Les trois priorités de la SADC pour contrer cette saignée seront, bien sûr, d’interpeller la relève, mais aussi de rendre plus compétitives les entreprises en intégrant les nouvelles technologies dans les pratiques d’affaires et, enfin, de développer le secteur manufacturier, trop timide actuellement en Outaouais rural.

« En même temps, nous on voit ça positivement parce qu’on transfère cette réalité-là en opportunité d’affaires. Si 25% des propriétaires d’entreprises désirent fermer, ces entreprises-là ont un marché, ont un potentiel, Il y a une opportunité de reprendre ces activités-là. Donc, faut les faire connaître autant auprès des jeunes que des investisseurs qui désireraient s’établir sur notre territoire pour reprendre ces entreprises-là qui vont être vendues ou cédées », explique Mélissa Bergeron.

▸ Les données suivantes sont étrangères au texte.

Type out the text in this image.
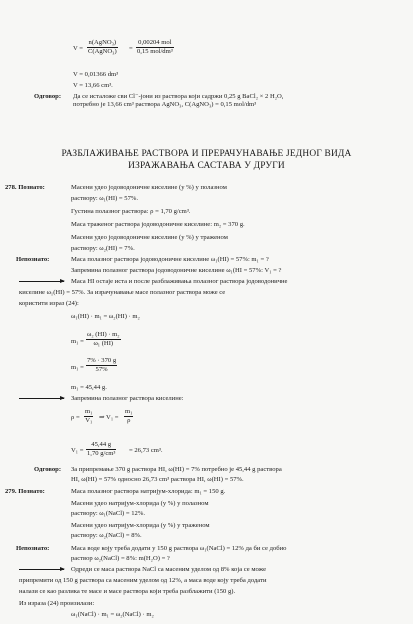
V =
n(AgNO₃)
C(AgNO₃) =
0,00204 mol
0,15 mol/dm³
V = 0,01366 dm³
V = 13,66 cm³.
Одговор: Да се исталоже сви Cl⁻-јони из раствора који садржи 0,25 g BaCl₂ × 2 H₂O,
потребно је 13,66 cm³ раствора AgNO₃, C(AgNO₃) = 0,15 mol/dm³
РАЗБЛАЖИВАЊЕ РАСТВОРА И ПРЕРАЧУНАВАЊЕ ЈЕДНОГ ВИДА
ИЗРАЖАВАЊА САСТАВА У ДРУГИ
278. Познато:	Масени удео јодоводоничне киселине (у %) у полазном
раствору: ω₁(HI) = 57%.
Густина полазног раствора: ρ = 1,70 g/cm³.
Маса траженог раствора јодоводоничне киселине: m₂ = 370 g.
Масени удео јодоводоничне киселине (у %) у траженом
раствору: ω₂(HI) = 7%.
Непознато:	Маса полазног раствора јодоводоничне киселине ω₁(HI) = 57%: m₁ = ?
Запремина полазног раствора јодоводоничне киселине ω₁(HI = 57%: V₁ = ?
Маса HI остаје иста и после разблаживања полазног раствора јодоводоничне
киселине ω₁(HI) = 57%. За израчунавање масе полазног раствора може се
користити израз (24):
ω₁(HI) · m₁ = ω₂(HI) · m₂
$m_1 = \frac{\text{ω₂ (HI) · m₂}}{\text{ω₁ (HI)}}$
$m_1 = \frac{7\% \cdot 370 g}{57\%}$
m₁ = 45,44 g.
Запремина полазног раствора киселине:
$\rho = \frac{\text{m₁}}{\text{V₁}}$ ⇒ $V_1 = \frac{\text{m₁}}{\rho}$
$V_1 = \frac{45,44 g}{\text{1,70 g/cm³}} = 26,73$ cm³.
Одговор: За припремање 370 g раствора HI, ω(HI) = 7% потребно је 45,44 g раствора
HI, ω(HI) = 57% односно 26,73 cm³ раствора HI, ω(HI) = 57%.
279. Познато:	Маса полазног раствора натријум-хлорида: m₁ = 150 g.
Масени удео натријум-хлорида (у %) у полазном
раствору: ω₁(NaCl) = 12%.
Масени удео натријум-хлорида (у %) у траженом
раствору: ω₂(NaCl) = 8%.
Непознато:	Маса воде коју треба додати у 150 g раствора ω₁(NaCl) = 12% да би се добио
раствор ω₂(NaCl) = 8%: m(H₂O) = ?
Одреди се маса раствора NaCl са масеним уделом од 8% која се може
припремити од 150 g раствора са масеним уделом од 12%, а маса воде коју треба додати
налази се као разлика те масе и масе раствора који треба разблажити (150 g).
Из израза (24) произилази:
ω₁(NaCl) · m₁ = ω₂(NaCl) · m₂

Un « événement-relève » cet automne et une campagne de sensibilisation pour trouver des acquéreurs potentiels d’entreprises sont à l’agenda de la SADC.

De même, de concert avec d’autres SADC régionales qui vivent le même phénomène d’abandon d’entreprises, on déploiera en commun des mécanismes d’attractivité de la relève.